Level 2: Technical Metrics
Technical metrics watch system health:
| Metric | Definition | Target |
|---|---|---|
| Token usage per task | Average tokens consumed | Minimise |
| Latency (p50/p95) | Time to task completion | p50<60s, p95<300s |
| Error rate | % of tasks ending in error | <5% |
| Retry rate | % of tasks requiring human intervention | <20% |
| Cost per task | Token cost + compute | Track and optimise |
Level 3: Task Outcomes
Task outcome metrics ask the question that matters: did the agent actually get the job done?
| Metric | Definition | Measurement |
|---|---|---|
| Success rate | % of tasks completed without human fix | Human review |
| First-attempt success | % correct on first try | Automated + spot check |
| Code quality score | Composite of lint, test, review | Automated pipeline |
| Regression rate | % of changes that break existing code | CI/CD |
| Time saved | (Human estimate) - (Agent time) | Self-report |
Level 4: Business Impact
Business impact metrics tie agent usage back to what the organisation actually cares about:
| Metric | Definition |
|---|---|
| Developer velocity | Story points or PRs per sprint |
| Bug escape rate | Bugs found in production vs. development |
| Developer satisfaction | Survey scores |
| Time to resolution | Mean time to fix bugs or implement features |
| Knowledge transfer speed | Time for new developers to become productive |
Evaluation Methodologies
Human Evaluation
The gold standard, and expensive. Use it for:
- Calibrating your automated evaluators at the start
- Edge cases and task types you haven't seen before
- Final sign-off on production deployments
Model-Based Evaluation
Use a stronger model to grade a weaker model's output. For example, an Opus-class model can score the work of a faster Sonnet-class model. (One commonly cited version of this, that Claude Code internally uses Opus 4.8 to grade Sonnet 4.8 outputs, is unconfirmed: it has no public source, and "Sonnet 4.8" does not appear to be a released model. The current Sonnet is Sonnet 4.6; Opus 4.8 is real.) The approach scales well, but it inherits whatever biases the evaluator model carries.
def model_evaluate(output, criteria, evaluator="opus-4.8"):
prompt = f"Evaluate this output on {criteria}. Score 1-10. Explain."
return claude.generate(prompt, model=evaluator)Reference-Based Evaluation
Compare agent output against human-written reference solutions, using BLEU, ROUGE), or custom similarity metrics. It's only as good as the reference solutions you have, in quality and in coverage.

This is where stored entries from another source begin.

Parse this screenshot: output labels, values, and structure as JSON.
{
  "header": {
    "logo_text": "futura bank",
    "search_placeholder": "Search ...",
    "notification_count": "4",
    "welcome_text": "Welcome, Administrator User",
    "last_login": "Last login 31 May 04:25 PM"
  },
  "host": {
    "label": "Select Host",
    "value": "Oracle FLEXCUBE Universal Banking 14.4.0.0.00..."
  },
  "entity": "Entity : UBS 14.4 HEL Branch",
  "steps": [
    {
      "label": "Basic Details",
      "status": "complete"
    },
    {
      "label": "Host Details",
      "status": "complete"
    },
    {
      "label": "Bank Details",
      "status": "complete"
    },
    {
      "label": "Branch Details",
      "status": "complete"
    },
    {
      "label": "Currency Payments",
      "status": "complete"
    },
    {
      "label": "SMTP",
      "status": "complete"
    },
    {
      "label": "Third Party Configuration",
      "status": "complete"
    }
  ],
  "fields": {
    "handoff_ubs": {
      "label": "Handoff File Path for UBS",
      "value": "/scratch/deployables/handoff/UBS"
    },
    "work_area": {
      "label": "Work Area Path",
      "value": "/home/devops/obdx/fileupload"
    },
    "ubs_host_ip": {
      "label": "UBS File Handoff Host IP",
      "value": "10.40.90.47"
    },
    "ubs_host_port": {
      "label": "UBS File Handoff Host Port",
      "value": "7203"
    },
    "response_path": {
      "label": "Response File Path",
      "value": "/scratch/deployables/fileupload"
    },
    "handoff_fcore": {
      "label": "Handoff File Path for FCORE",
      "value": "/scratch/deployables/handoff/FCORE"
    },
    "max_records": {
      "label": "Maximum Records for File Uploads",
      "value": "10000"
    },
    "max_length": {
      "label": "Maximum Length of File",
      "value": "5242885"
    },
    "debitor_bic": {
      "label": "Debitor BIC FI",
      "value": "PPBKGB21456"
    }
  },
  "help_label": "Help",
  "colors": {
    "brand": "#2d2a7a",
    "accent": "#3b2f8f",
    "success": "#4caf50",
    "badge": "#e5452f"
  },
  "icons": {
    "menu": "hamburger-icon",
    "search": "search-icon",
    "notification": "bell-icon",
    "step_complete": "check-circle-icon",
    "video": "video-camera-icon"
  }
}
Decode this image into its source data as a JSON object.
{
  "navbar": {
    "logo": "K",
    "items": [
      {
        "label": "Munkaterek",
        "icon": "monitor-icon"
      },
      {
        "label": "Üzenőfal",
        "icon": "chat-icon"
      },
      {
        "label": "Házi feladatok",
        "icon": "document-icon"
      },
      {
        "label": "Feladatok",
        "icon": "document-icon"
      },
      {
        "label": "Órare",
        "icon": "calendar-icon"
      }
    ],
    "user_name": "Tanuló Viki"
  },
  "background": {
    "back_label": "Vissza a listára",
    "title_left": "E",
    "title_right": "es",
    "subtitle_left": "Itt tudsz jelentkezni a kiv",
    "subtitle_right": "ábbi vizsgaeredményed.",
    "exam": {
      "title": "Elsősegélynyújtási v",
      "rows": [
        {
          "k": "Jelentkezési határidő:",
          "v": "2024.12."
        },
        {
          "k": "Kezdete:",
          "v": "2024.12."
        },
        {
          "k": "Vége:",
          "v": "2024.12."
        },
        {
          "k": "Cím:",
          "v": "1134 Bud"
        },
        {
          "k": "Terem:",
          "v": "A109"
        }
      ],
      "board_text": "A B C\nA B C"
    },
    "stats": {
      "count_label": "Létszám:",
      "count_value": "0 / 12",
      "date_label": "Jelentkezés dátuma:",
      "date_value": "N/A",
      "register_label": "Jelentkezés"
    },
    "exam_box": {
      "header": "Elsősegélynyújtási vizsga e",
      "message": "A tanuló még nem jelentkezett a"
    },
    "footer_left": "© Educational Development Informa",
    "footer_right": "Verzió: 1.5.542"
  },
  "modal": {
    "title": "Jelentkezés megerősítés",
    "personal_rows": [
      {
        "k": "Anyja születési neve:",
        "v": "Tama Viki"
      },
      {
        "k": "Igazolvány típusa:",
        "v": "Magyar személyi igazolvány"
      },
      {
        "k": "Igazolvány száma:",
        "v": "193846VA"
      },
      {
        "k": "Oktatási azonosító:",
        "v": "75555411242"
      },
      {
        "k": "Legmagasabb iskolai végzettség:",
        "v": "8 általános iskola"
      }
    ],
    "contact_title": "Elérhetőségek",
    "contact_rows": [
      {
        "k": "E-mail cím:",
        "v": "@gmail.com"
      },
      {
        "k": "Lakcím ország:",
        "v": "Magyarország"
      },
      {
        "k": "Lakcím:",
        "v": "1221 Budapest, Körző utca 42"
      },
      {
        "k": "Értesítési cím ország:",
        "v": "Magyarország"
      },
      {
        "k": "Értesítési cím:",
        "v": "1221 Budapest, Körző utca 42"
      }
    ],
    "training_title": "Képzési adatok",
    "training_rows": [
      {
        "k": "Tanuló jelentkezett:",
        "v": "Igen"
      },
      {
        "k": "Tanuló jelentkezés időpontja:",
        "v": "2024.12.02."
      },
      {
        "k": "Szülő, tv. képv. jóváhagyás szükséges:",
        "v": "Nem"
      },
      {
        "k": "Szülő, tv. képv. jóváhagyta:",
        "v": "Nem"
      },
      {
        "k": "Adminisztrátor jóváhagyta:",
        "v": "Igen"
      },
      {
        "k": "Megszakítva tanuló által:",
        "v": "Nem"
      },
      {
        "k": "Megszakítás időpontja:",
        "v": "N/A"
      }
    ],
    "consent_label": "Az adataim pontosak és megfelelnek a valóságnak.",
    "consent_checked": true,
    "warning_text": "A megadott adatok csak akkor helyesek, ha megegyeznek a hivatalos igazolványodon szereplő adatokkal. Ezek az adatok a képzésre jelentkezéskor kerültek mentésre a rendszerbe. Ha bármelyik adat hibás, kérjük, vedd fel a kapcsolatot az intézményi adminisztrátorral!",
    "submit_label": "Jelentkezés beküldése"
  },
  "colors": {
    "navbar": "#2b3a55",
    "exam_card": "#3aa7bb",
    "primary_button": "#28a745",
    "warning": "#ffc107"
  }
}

Execution-Based Evaluation
Run the generated code and see if it passes the tests. For coding tasks this is the most objective metric you'll get. The catch is that it leans entirely on the quality of your test suite.
Building an Evaluation Suite
evaluation_suite/
├── unit_tests/ # Does generated code compile and pass?
├── integration_tests/ # Does it work with the rest of the system?
├── regression_tests/ # Does it break anything?
├── quality_checks/ # Lint, format, complexity
├── reference_compare/ # Similarity to human-written solutions
└── human_review/ # Manual quality assessmentRun the full suite before you deploy any prompt or model change. Run component metrics continuously. Review business impact monthly.
Red Flags
These patterns tell you the evaluation itself is broken:
- Measuring proxy metrics: "Lines of code generated" barely correlates with value
- Cherry-picking examples: Testing only on tasks you already know the agent handles well
- No human baseline: If you don't know how a person performs, the agent's numbers mean nothing
- Static benchmarks: Agent performance drifts, so evaluate continuously
- Ignoring failure modes: Counting wins without categorising the losses
Agent evaluation isn't a one-off. It's an ongoing practice, and it decides whether your deployment gets better or worse over time. Teams that evaluate well ship with confidence. Teams that don't are just hoping.